New York has lagged for years behind other major American cities in making its subway system accessible to people with disabilities: Just 126 of its 472 stations, or 27 percent, have elevators or ramps that make them fully accessible. But on Wednesday, the Metropolitan Transportation Authority said it would add elevators and ramps to 95 percent of the subway’s stations by 2055 as part of a settlement agreement in two class-action lawsuits over the issue. — The New York Times
The settlement will see 81 subway and Staten Island Railway stations accessible by 2025. Another 85 stations will be made accessible by 2035, with 90 more by 2045, and an additional 90 by 2055. The subway stations selected for changes include nine that currently are partially accessible, where passengers who cannot use stairs only have access to trains traveling in one direction. The MTA will be required to allocate approximately 15 percent of the subway’s capital budget for the improvements.
Transit officials have pointed to engineering concerns, construction time, and costs as the factors behind the plan’s lengthy timeline. Even when complete, the subway will not be 100 percent accessible. However, despite this, the agreement, which still requires court approval, addresses an issue that has long prevented commuters with disabilities from accessing the city’s transit system.
5 Comments
Why not 100% of the stations, and in six months?
and add some safety gates on the platforms
Because for some moronic reason settlements always have to prevent the obviously wronged party (in this case PEOPLE WITH DISABILITIES) from getting everything they asked for as if life was some sort of fucking game and the non-prevailing side needs to make sure that even a successful legal action doesn't allow anyone to WIN.
2055 is soooooo far into the future that this means it will not happen, no?

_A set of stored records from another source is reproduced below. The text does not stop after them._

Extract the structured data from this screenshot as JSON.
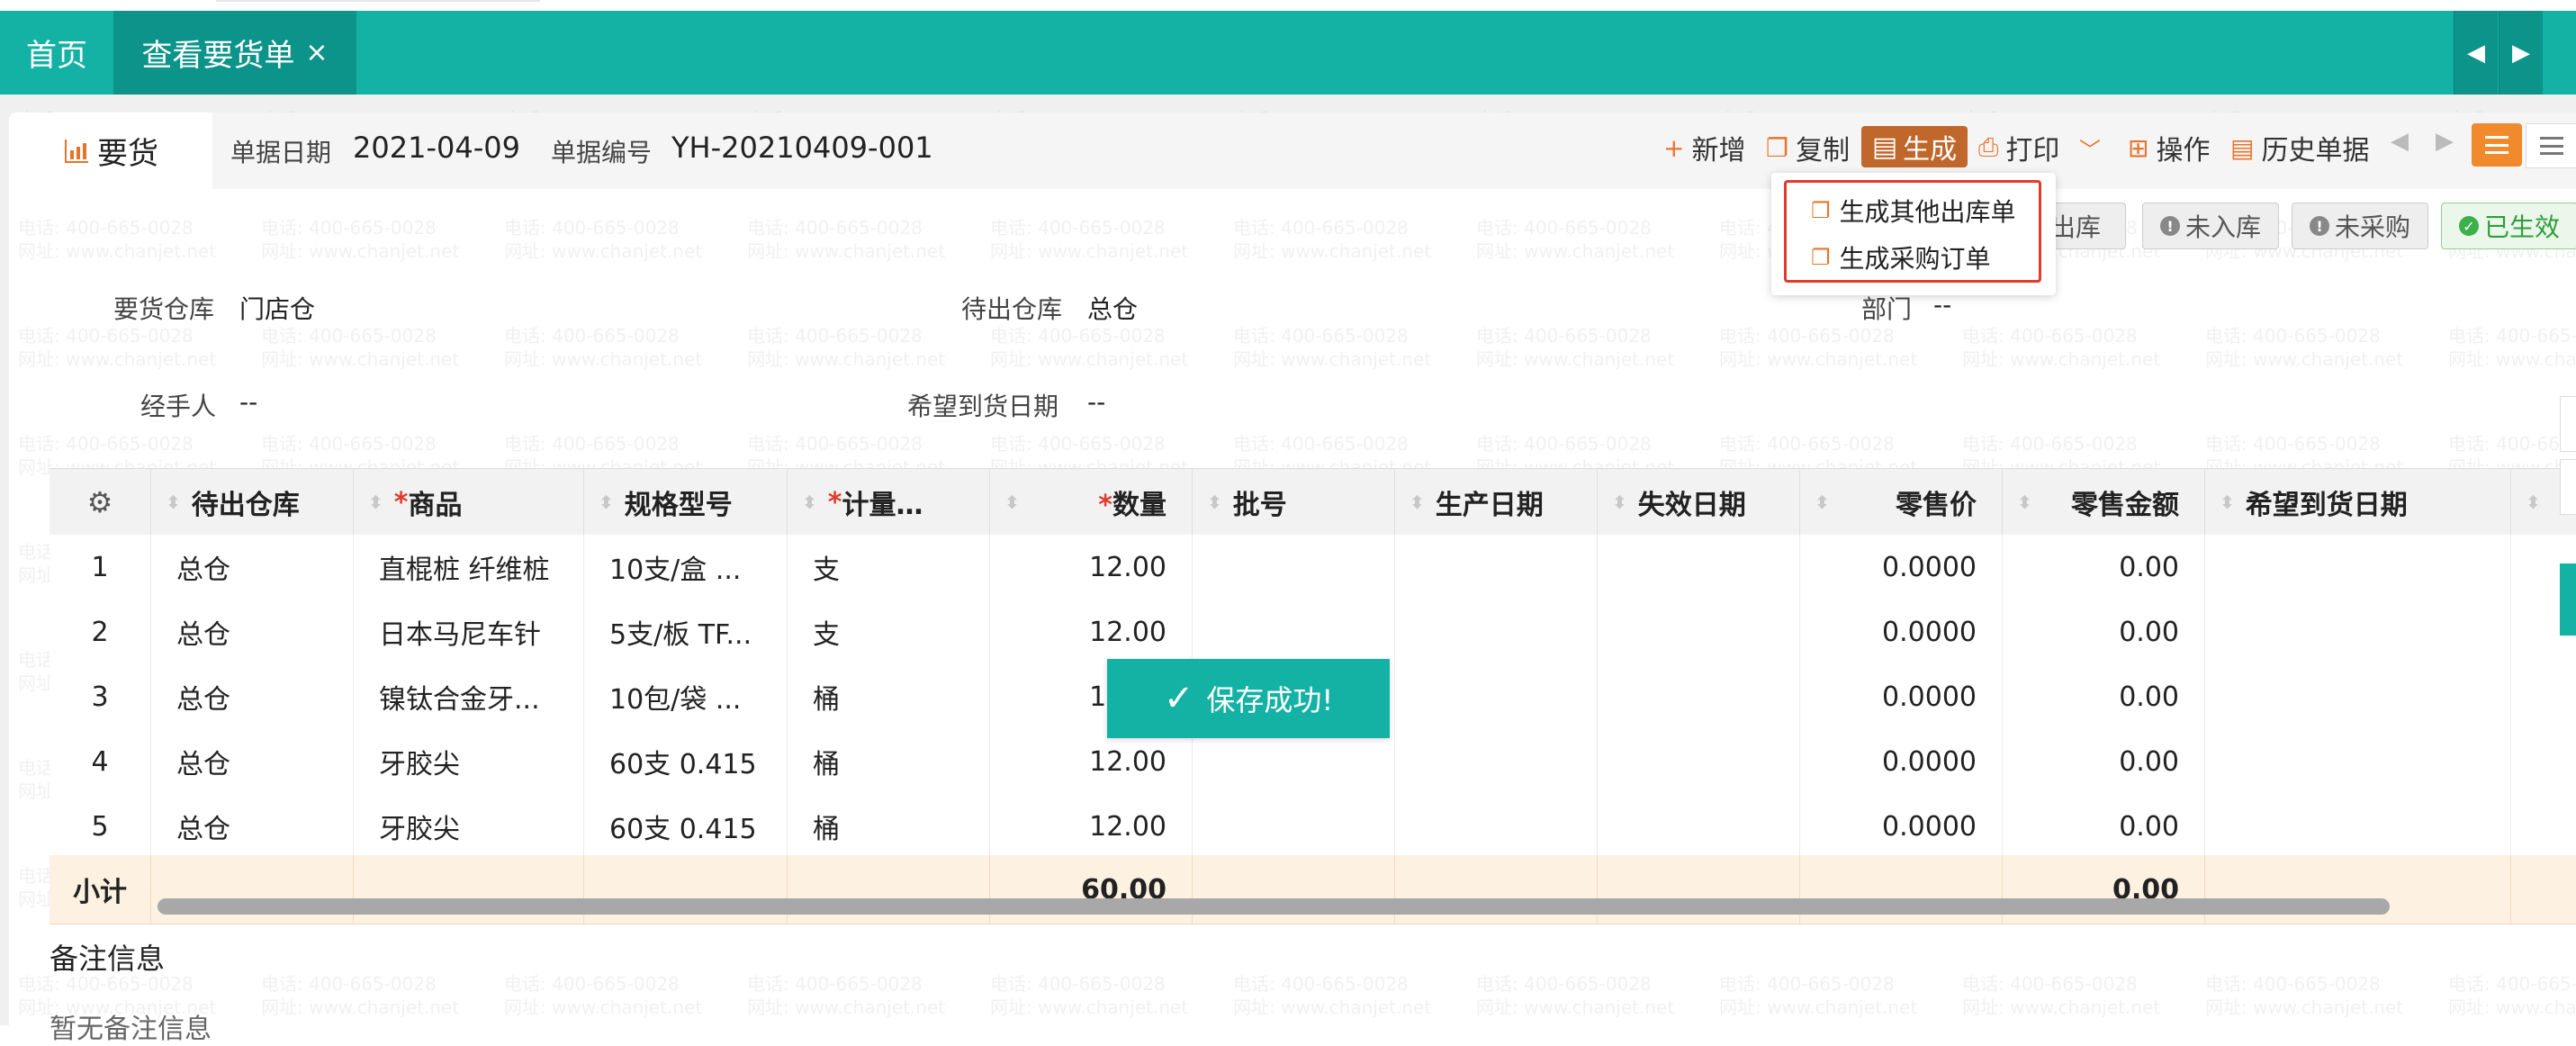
{
  "tabs": {
    "home": "首页",
    "active": "查看要货单",
    "close": "×"
  },
  "doc": {
    "tab_label": "要货",
    "date_label": "单据日期",
    "date_value": "2021-04-09",
    "number_label": "单据编号",
    "number_value": "YH-20210409-001"
  },
  "toolbar": {
    "new": "新增",
    "copy": "复制",
    "generate": "生成",
    "print": "打印",
    "operate": "操作",
    "history": "历史单据"
  },
  "dropdown": {
    "items": [
      "生成其他出库单",
      "生成采购订单"
    ]
  },
  "badges": {
    "outbound": "未出库",
    "outbound_visible": "出库",
    "inbound": "未入库",
    "purchase": "未采购",
    "effective": "已生效"
  },
  "form": {
    "request_wh_label": "要货仓库",
    "request_wh_value": "门店仓",
    "out_wh_label": "待出仓库",
    "out_wh_value": "总仓",
    "dept_label": "部门",
    "dept_value": "--",
    "handler_label": "经手人",
    "handler_value": "--",
    "expected_date_label": "希望到货日期",
    "expected_date_value": "--"
  },
  "grid": {
    "headers": {
      "out_wh": "待出仓库",
      "product": "商品",
      "spec": "规格型号",
      "unit": "计量…",
      "qty": "数量",
      "batch": "批号",
      "prod_date": "生产日期",
      "exp_date": "失效日期",
      "price": "零售价",
      "amount": "零售金额",
      "expected": "希望到货日期"
    },
    "rows": [
      {
        "no": "1",
        "wh": "总仓",
        "product": "直棍桩 纤维桩",
        "spec": "10支/盒 ...",
        "unit": "支",
        "qty": "12.00",
        "price": "0.0000",
        "amount": "0.00"
      },
      {
        "no": "2",
        "wh": "总仓",
        "product": "日本马尼车针",
        "spec": "5支/板 TF...",
        "unit": "支",
        "qty": "12.00",
        "price": "0.0000",
        "amount": "0.00"
      },
      {
        "no": "3",
        "wh": "总仓",
        "product": "镍钛合金牙...",
        "spec": "10包/袋 ...",
        "unit": "桶",
        "qty": "12.00",
        "price": "0.0000",
        "amount": "0.00"
      },
      {
        "no": "4",
        "wh": "总仓",
        "product": "牙胶尖",
        "spec": "60支 0.415",
        "unit": "桶",
        "qty": "12.00",
        "price": "0.0000",
        "amount": "0.00"
      },
      {
        "no": "5",
        "wh": "总仓",
        "product": "牙胶尖",
        "spec": "60支 0.415",
        "unit": "桶",
        "qty": "12.00",
        "price": "0.0000",
        "amount": "0.00"
      }
    ],
    "subtotal_label": "小计",
    "subtotal_qty": "60.00",
    "subtotal_amount": "0.00"
  },
  "toast": "保存成功!",
  "remarks": {
    "title": "备注信息",
    "empty": "暂无备注信息"
  },
  "watermark": {
    "phone": "电话: 400-665-0028",
    "site": "网址: www.chanjet.net"
  },
  "colors": {
    "teal": "#14b1a5",
    "teal_dark": "#0c948a",
    "accent": "#e8742b",
    "generate_btn": "#c0672b",
    "highlight": "#e03b2e",
    "subtotal_bg": "#fdf1e2"
  }
}
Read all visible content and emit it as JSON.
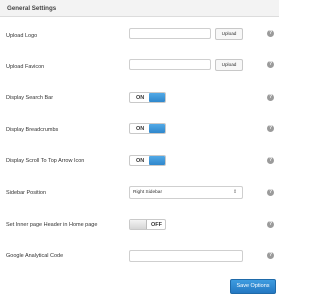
{
  "panel": {
    "title": "General Settings"
  },
  "settings": {
    "upload_logo": {
      "label": "Upload Logo",
      "value": "",
      "button": "Upload"
    },
    "upload_favicon": {
      "label": "Upload Favicon",
      "value": "",
      "button": "Upload"
    },
    "display_search_bar": {
      "label": "Display Search Bar",
      "state": "ON"
    },
    "display_breadcrumbs": {
      "label": "Display Breadcrumbs",
      "state": "ON"
    },
    "display_scroll_top": {
      "label": "Display Scroll To Top Arrow Icon",
      "state": "ON"
    },
    "sidebar_position": {
      "label": "Sidebar Position",
      "selected": "Right Sidebar"
    },
    "inner_page_header": {
      "label": "Set Inner page Header in Home page",
      "state": "OFF"
    },
    "google_analytics": {
      "label": "Google Analytical Code",
      "value": ""
    }
  },
  "help_glyph": "?",
  "save_label": "Save Options",
  "colors": {
    "accent": "#2f87cb",
    "toggle_off": "#d5d5d5",
    "help_icon": "#9b9b9b"
  },
  "icons": [
    "help-icon",
    "chevron-updown-icon"
  ]
}
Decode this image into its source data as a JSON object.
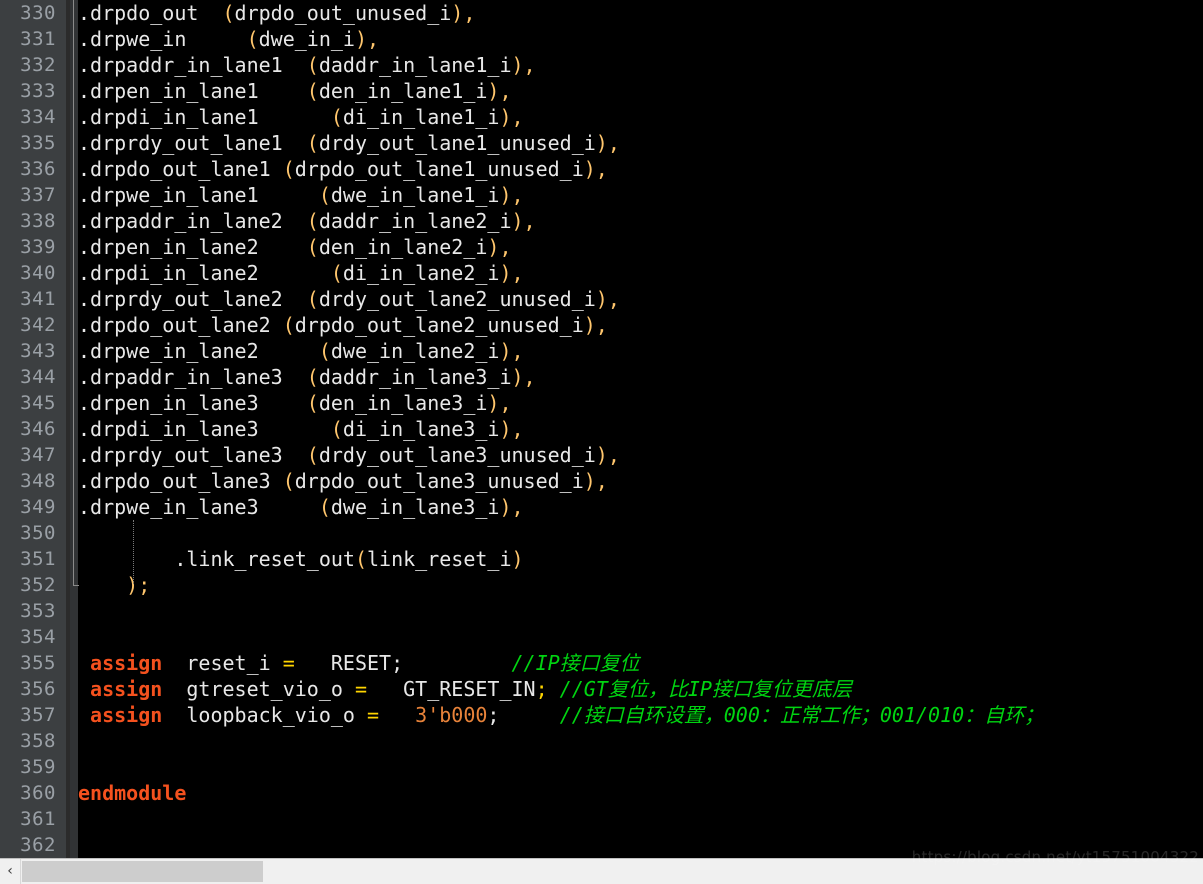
{
  "editor": {
    "first_line_number": 330,
    "last_line_number": 362,
    "language": "verilog",
    "colors": {
      "background": "#000000",
      "gutter": "#3c3f41",
      "linenumber": "#9aa0a6",
      "identifier": "#e8e8e8",
      "keyword": "#f4511e",
      "paren": "#ffc66d",
      "operator": "#ffd500",
      "number": "#e8833a",
      "comment": "#00d411",
      "scrollbar_thumb": "#cdcdcd"
    }
  },
  "line_numbers": [
    "330",
    "331",
    "332",
    "333",
    "334",
    "335",
    "336",
    "337",
    "338",
    "339",
    "340",
    "341",
    "342",
    "343",
    "344",
    "345",
    "346",
    "347",
    "348",
    "349",
    "350",
    "351",
    "352",
    "353",
    "354",
    "355",
    "356",
    "357",
    "358",
    "359",
    "360",
    "361",
    "362"
  ],
  "lines": [
    {
      "n": "330",
      "tokens": [
        {
          "t": ".drpdo_out  ",
          "c": "white"
        },
        {
          "t": "(",
          "c": "yellow"
        },
        {
          "t": "drpdo_out_unused_i",
          "c": "white"
        },
        {
          "t": ")",
          "c": "yellow"
        },
        {
          "t": ",",
          "c": "yellow"
        }
      ]
    },
    {
      "n": "331",
      "tokens": [
        {
          "t": ".drpwe_in     ",
          "c": "white"
        },
        {
          "t": "(",
          "c": "yellow"
        },
        {
          "t": "dwe_in_i",
          "c": "white"
        },
        {
          "t": ")",
          "c": "yellow"
        },
        {
          "t": ",",
          "c": "yellow"
        }
      ]
    },
    {
      "n": "332",
      "tokens": [
        {
          "t": ".drpaddr_in_lane1  ",
          "c": "white"
        },
        {
          "t": "(",
          "c": "yellow"
        },
        {
          "t": "daddr_in_lane1_i",
          "c": "white"
        },
        {
          "t": ")",
          "c": "yellow"
        },
        {
          "t": ",",
          "c": "yellow"
        }
      ]
    },
    {
      "n": "333",
      "tokens": [
        {
          "t": ".drpen_in_lane1    ",
          "c": "white"
        },
        {
          "t": "(",
          "c": "yellow"
        },
        {
          "t": "den_in_lane1_i",
          "c": "white"
        },
        {
          "t": ")",
          "c": "yellow"
        },
        {
          "t": ",",
          "c": "yellow"
        }
      ]
    },
    {
      "n": "334",
      "tokens": [
        {
          "t": ".drpdi_in_lane1      ",
          "c": "white"
        },
        {
          "t": "(",
          "c": "yellow"
        },
        {
          "t": "di_in_lane1_i",
          "c": "white"
        },
        {
          "t": ")",
          "c": "yellow"
        },
        {
          "t": ",",
          "c": "yellow"
        }
      ]
    },
    {
      "n": "335",
      "tokens": [
        {
          "t": ".drprdy_out_lane1  ",
          "c": "white"
        },
        {
          "t": "(",
          "c": "yellow"
        },
        {
          "t": "drdy_out_lane1_unused_i",
          "c": "white"
        },
        {
          "t": ")",
          "c": "yellow"
        },
        {
          "t": ",",
          "c": "yellow"
        }
      ]
    },
    {
      "n": "336",
      "tokens": [
        {
          "t": ".drpdo_out_lane1 ",
          "c": "white"
        },
        {
          "t": "(",
          "c": "yellow"
        },
        {
          "t": "drpdo_out_lane1_unused_i",
          "c": "white"
        },
        {
          "t": ")",
          "c": "yellow"
        },
        {
          "t": ",",
          "c": "yellow"
        }
      ]
    },
    {
      "n": "337",
      "tokens": [
        {
          "t": ".drpwe_in_lane1     ",
          "c": "white"
        },
        {
          "t": "(",
          "c": "yellow"
        },
        {
          "t": "dwe_in_lane1_i",
          "c": "white"
        },
        {
          "t": ")",
          "c": "yellow"
        },
        {
          "t": ",",
          "c": "yellow"
        }
      ]
    },
    {
      "n": "338",
      "tokens": [
        {
          "t": ".drpaddr_in_lane2  ",
          "c": "white"
        },
        {
          "t": "(",
          "c": "yellow"
        },
        {
          "t": "daddr_in_lane2_i",
          "c": "white"
        },
        {
          "t": ")",
          "c": "yellow"
        },
        {
          "t": ",",
          "c": "yellow"
        }
      ]
    },
    {
      "n": "339",
      "tokens": [
        {
          "t": ".drpen_in_lane2    ",
          "c": "white"
        },
        {
          "t": "(",
          "c": "yellow"
        },
        {
          "t": "den_in_lane2_i",
          "c": "white"
        },
        {
          "t": ")",
          "c": "yellow"
        },
        {
          "t": ",",
          "c": "yellow"
        }
      ]
    },
    {
      "n": "340",
      "tokens": [
        {
          "t": ".drpdi_in_lane2      ",
          "c": "white"
        },
        {
          "t": "(",
          "c": "yellow"
        },
        {
          "t": "di_in_lane2_i",
          "c": "white"
        },
        {
          "t": ")",
          "c": "yellow"
        },
        {
          "t": ",",
          "c": "yellow"
        }
      ]
    },
    {
      "n": "341",
      "tokens": [
        {
          "t": ".drprdy_out_lane2  ",
          "c": "white"
        },
        {
          "t": "(",
          "c": "yellow"
        },
        {
          "t": "drdy_out_lane2_unused_i",
          "c": "white"
        },
        {
          "t": ")",
          "c": "yellow"
        },
        {
          "t": ",",
          "c": "yellow"
        }
      ]
    },
    {
      "n": "342",
      "tokens": [
        {
          "t": ".drpdo_out_lane2 ",
          "c": "white"
        },
        {
          "t": "(",
          "c": "yellow"
        },
        {
          "t": "drpdo_out_lane2_unused_i",
          "c": "white"
        },
        {
          "t": ")",
          "c": "yellow"
        },
        {
          "t": ",",
          "c": "yellow"
        }
      ]
    },
    {
      "n": "343",
      "tokens": [
        {
          "t": ".drpwe_in_lane2     ",
          "c": "white"
        },
        {
          "t": "(",
          "c": "yellow"
        },
        {
          "t": "dwe_in_lane2_i",
          "c": "white"
        },
        {
          "t": ")",
          "c": "yellow"
        },
        {
          "t": ",",
          "c": "yellow"
        }
      ]
    },
    {
      "n": "344",
      "tokens": [
        {
          "t": ".drpaddr_in_lane3  ",
          "c": "white"
        },
        {
          "t": "(",
          "c": "yellow"
        },
        {
          "t": "daddr_in_lane3_i",
          "c": "white"
        },
        {
          "t": ")",
          "c": "yellow"
        },
        {
          "t": ",",
          "c": "yellow"
        }
      ]
    },
    {
      "n": "345",
      "tokens": [
        {
          "t": ".drpen_in_lane3    ",
          "c": "white"
        },
        {
          "t": "(",
          "c": "yellow"
        },
        {
          "t": "den_in_lane3_i",
          "c": "white"
        },
        {
          "t": ")",
          "c": "yellow"
        },
        {
          "t": ",",
          "c": "yellow"
        }
      ]
    },
    {
      "n": "346",
      "tokens": [
        {
          "t": ".drpdi_in_lane3      ",
          "c": "white"
        },
        {
          "t": "(",
          "c": "yellow"
        },
        {
          "t": "di_in_lane3_i",
          "c": "white"
        },
        {
          "t": ")",
          "c": "yellow"
        },
        {
          "t": ",",
          "c": "yellow"
        }
      ]
    },
    {
      "n": "347",
      "tokens": [
        {
          "t": ".drprdy_out_lane3  ",
          "c": "white"
        },
        {
          "t": "(",
          "c": "yellow"
        },
        {
          "t": "drdy_out_lane3_unused_i",
          "c": "white"
        },
        {
          "t": ")",
          "c": "yellow"
        },
        {
          "t": ",",
          "c": "yellow"
        }
      ]
    },
    {
      "n": "348",
      "tokens": [
        {
          "t": ".drpdo_out_lane3 ",
          "c": "white"
        },
        {
          "t": "(",
          "c": "yellow"
        },
        {
          "t": "drpdo_out_lane3_unused_i",
          "c": "white"
        },
        {
          "t": ")",
          "c": "yellow"
        },
        {
          "t": ",",
          "c": "yellow"
        }
      ]
    },
    {
      "n": "349",
      "tokens": [
        {
          "t": ".drpwe_in_lane3     ",
          "c": "white"
        },
        {
          "t": "(",
          "c": "yellow"
        },
        {
          "t": "dwe_in_lane3_i",
          "c": "white"
        },
        {
          "t": ")",
          "c": "yellow"
        },
        {
          "t": ",",
          "c": "yellow"
        }
      ]
    },
    {
      "n": "350",
      "tokens": []
    },
    {
      "n": "351",
      "tokens": [
        {
          "t": "        .link_reset_out",
          "c": "white"
        },
        {
          "t": "(",
          "c": "yellow"
        },
        {
          "t": "link_reset_i",
          "c": "white"
        },
        {
          "t": ")",
          "c": "yellow"
        }
      ]
    },
    {
      "n": "352",
      "tokens": [
        {
          "t": "    ",
          "c": "white"
        },
        {
          "t": ")",
          "c": "yellow"
        },
        {
          "t": ";",
          "c": "yellow"
        }
      ]
    },
    {
      "n": "353",
      "tokens": []
    },
    {
      "n": "354",
      "tokens": []
    },
    {
      "n": "355",
      "tokens": [
        {
          "t": " ",
          "c": "white"
        },
        {
          "t": "assign",
          "c": "kw"
        },
        {
          "t": "  reset_i ",
          "c": "white"
        },
        {
          "t": "=",
          "c": "gold"
        },
        {
          "t": "   RESET",
          "c": "white"
        },
        {
          "t": ";",
          "c": "white"
        },
        {
          "t": "         ",
          "c": "white"
        },
        {
          "t": "//IP接口复位",
          "c": "cmt"
        }
      ]
    },
    {
      "n": "356",
      "tokens": [
        {
          "t": " ",
          "c": "white"
        },
        {
          "t": "assign",
          "c": "kw"
        },
        {
          "t": "  gtreset_vio_o ",
          "c": "white"
        },
        {
          "t": "=",
          "c": "gold"
        },
        {
          "t": "   GT_RESET_IN",
          "c": "white"
        },
        {
          "t": ";",
          "c": "gold"
        },
        {
          "t": " ",
          "c": "white"
        },
        {
          "t": "//GT复位，比IP接口复位更底层",
          "c": "cmt"
        }
      ]
    },
    {
      "n": "357",
      "tokens": [
        {
          "t": " ",
          "c": "white"
        },
        {
          "t": "assign",
          "c": "kw"
        },
        {
          "t": "  loopback_vio_o ",
          "c": "white"
        },
        {
          "t": "=",
          "c": "gold"
        },
        {
          "t": "   ",
          "c": "white"
        },
        {
          "t": "3'b000",
          "c": "num"
        },
        {
          "t": ";",
          "c": "white"
        },
        {
          "t": "     ",
          "c": "white"
        },
        {
          "t": "//接口自环设置，000：正常工作；001/010：自环；",
          "c": "cmt"
        }
      ]
    },
    {
      "n": "358",
      "tokens": []
    },
    {
      "n": "359",
      "tokens": []
    },
    {
      "n": "360",
      "tokens": [
        {
          "t": "endmodule",
          "c": "kw"
        }
      ]
    },
    {
      "n": "361",
      "tokens": []
    },
    {
      "n": "362",
      "tokens": []
    }
  ],
  "scrollbar": {
    "left_arrow_glyph": "‹",
    "orientation": "horizontal"
  },
  "watermark": {
    "text": "https://blog.csdn.net/yt15751004322"
  }
}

I understand it takes time, probably years of work to add elevators and escalators and visual and audio aids, etc to the whole system. But some of that stuff can be done asap and the rest should not take 30 years.
Tokyo has been updating all of their subway stations with elevators for the past 10-20 years, some of them with the safety gates midlander mentioned. It made life easier for everyone, not just those with disabilities, and generally did not take that much time. Months for sure, maybe even half a year for some of the work, but not years. The USA is clearly a dysfunctional place right now, but that timeline is sad.
2055 LOL
Classic modern New York -- bureaucrats creating ambitious sounding programs for 20-30 years in the future, which by that time will be forgotten. But 50 people in the Department of Whatever will pay themselves six figure salaries for putting together the nice booklet.
Meanwhile they much of the subway station in four years in 1904.
Zero accountability or transparency.